Wilson, as Lieutenant Chris "Longhorn" Burnett, is a bored naval navigator biding his time on the U.S.S. Carl Vinson, a carrier stationed in Bosnian waters; he's bored and cynical, waiting for a war that's winding down -- a battle he insists he doesn't understand. (Though we're never told when the film's set, it takes place while the UN is brokering something called the Cincinnati peace treaty, perhaps a veiled reference to the 1995 Dayton Peace Agreement.) Burnett figures he's just a cop walking a beat no one cares about, and Wilson plays him pitch-perfect -- as a restless smart-ass, a young man only playing the role of gruff and weary veteran. "Everybody thinks they're gonna get the chance to punch a Nazi in the face at Normandy," he whines to his pilot, Lieutenant Stackhouse (Gabriel Macht). "Those days are long over." Burnett has given Admiral Reigart (Hackman), the quintessential military man whose by-the-book bluster masks soft-hearted mush, his letter of resignation, due to take effect in two weeks. After that, he figures, he'll go fly Britney Spears around in her private plane.

He finally gets his shot at playing soldier when a reconnaissance mission is horribly botched: Burnett and Stackhouse spy Serb soldiers up to no good, and when they go in to snap digital pics, they're brought down by pesky, relentless missiles. (Behind Enemy Lines, with its myriad digital and animated and miniature effects, isn't deficient in the dazzle department; it plays like a virtual-reality version of Microsoft's Combat Flight Simulator.) Though Stackhouse is executed by uniformed Serb soldiers, the UN, as represented by Admiral Piquet (Joaquim de Almeida), is loath to send in rescue troops; to do so would risk destroying the tenuous cease-fire. Why, Piquet wonders, would he risk thousands of lives for one U.S. soldier? "Americans," he snorts, "all you care about is your damned pilots."

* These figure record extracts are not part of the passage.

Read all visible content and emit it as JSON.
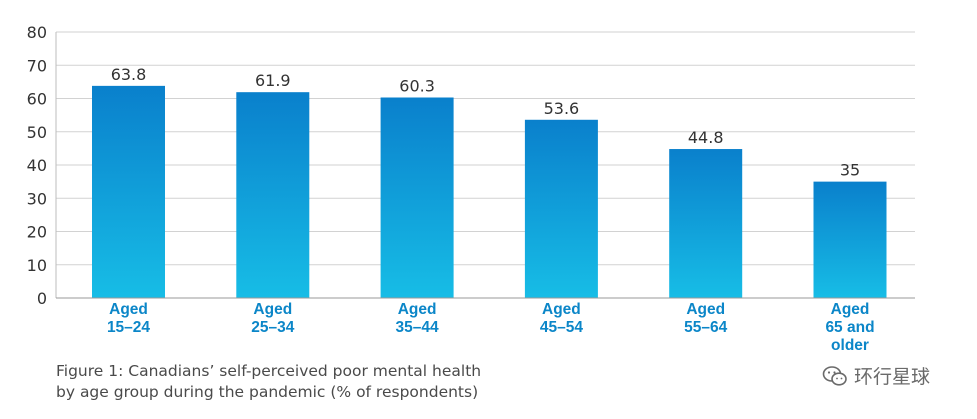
{
  "chart_data": {
    "type": "bar",
    "categories": [
      [
        "Aged",
        "15–24"
      ],
      [
        "Aged",
        "25–34"
      ],
      [
        "Aged",
        "35–44"
      ],
      [
        "Aged",
        "45–54"
      ],
      [
        "Aged",
        "55–64"
      ],
      [
        "Aged",
        "65 and",
        "older"
      ]
    ],
    "values": [
      63.8,
      61.9,
      60.3,
      53.6,
      44.8,
      35
    ],
    "value_labels": [
      "63.8",
      "61.9",
      "60.3",
      "53.6",
      "44.8",
      "35"
    ],
    "ylim": [
      0,
      80
    ],
    "yticks": [
      0,
      10,
      20,
      30,
      40,
      50,
      60,
      70,
      80
    ],
    "grid": true,
    "colors": {
      "bar_top": "#0a80cc",
      "bar_bottom": "#17bde6",
      "category_label": "#0b86c8",
      "grid": "#d2d2d2",
      "axis_text": "#333333"
    }
  },
  "caption": {
    "line1": "Figure 1: Canadians’ self-perceived poor mental health",
    "line2": "by age group during the pandemic (% of respondents)"
  },
  "watermark": {
    "text": "环行星球",
    "icon": "wechat-icon"
  }
}
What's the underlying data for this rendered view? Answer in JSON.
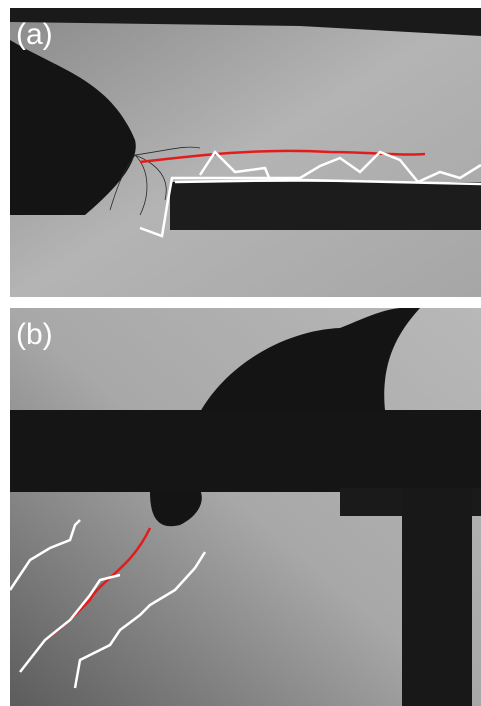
{
  "panels": [
    {
      "label": "(a)"
    },
    {
      "label": "(b)"
    }
  ]
}
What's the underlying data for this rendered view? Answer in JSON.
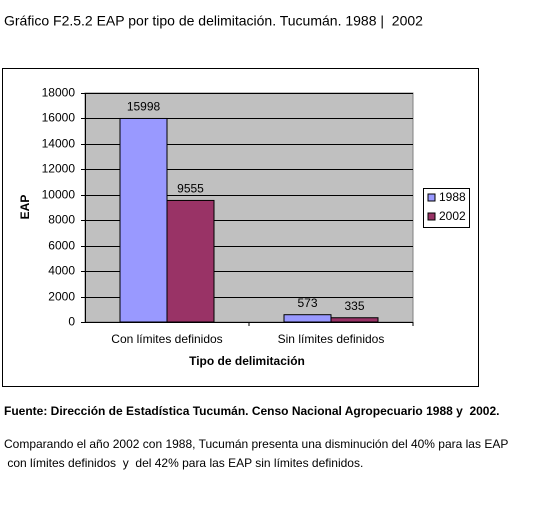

And so Burnett is left to gambol through the bombed-out forests and factories, dodging bullets and mortars and land mines like an armed forces X-Man; the wanna-be soldier, in an instant, is transformed into James Bond and Indiana Jones, an indestructible superhero in olive drab. The laconic star of Bottle Rocketand Meet the Parents makes for a surprisingly genial action figure -- indeed, it's his down-home affability that keeps the film from sinking into the cliché quagmire. But the film's politics, such as they are, and its razzle-dazzle effects (we see, for instance, the rippling effects of a bomb the precise moment it's detonated -- a pale facsimile of Three Kings' bullet-cam gag) are mere distractions. They serve as gimmicks meant to divert our attention from the fact that it's just a cat-and-mouse movie without substance or surprise.

Throughout the entire film, Burnett is being followed by a super-chic sniper (Vladimir Mashkov, referred to in the credits solely as "Tracker") decked out in a Clooney do and a warm-up jacket; been there, done that already this year in the furious, flawed Enemy at the Gates, which at least had Ed Harris going for it. The film's final third is so hyperbolic it's laughable; once more, a novice director (commercial-maker John Moore) retraces John Woo's signature like an emotionless forger. (And perhaps the Three Kingscomparisons aren't so accidental: A Bosnian kid who aids Burnett sports an Ice Cube T-shirt.)

At some point during the filming of Behind Enemy Lines, surely Hackman had to feel as though he was retracing old footsteps in military-issue combat boots. In 1983's Uncommon Valor, he was a colonel leading a ragtag bunch of vets through the Vietnam jungles in search of a son gone missing in action; five years later, in Bat*21, it was he who was shot down and stranded in Nam, awaiting a rescue that felt as though it would never arrive. But remaking his own films has become de rigueur for Hackman. (What, after all, was 1998's Enemy of the Stateif not a veiled "sequel" to Francis Ford Coppola's 1974 The Conversation?) Behind Enemy Lineshas the smell of last week's leftovers all over it.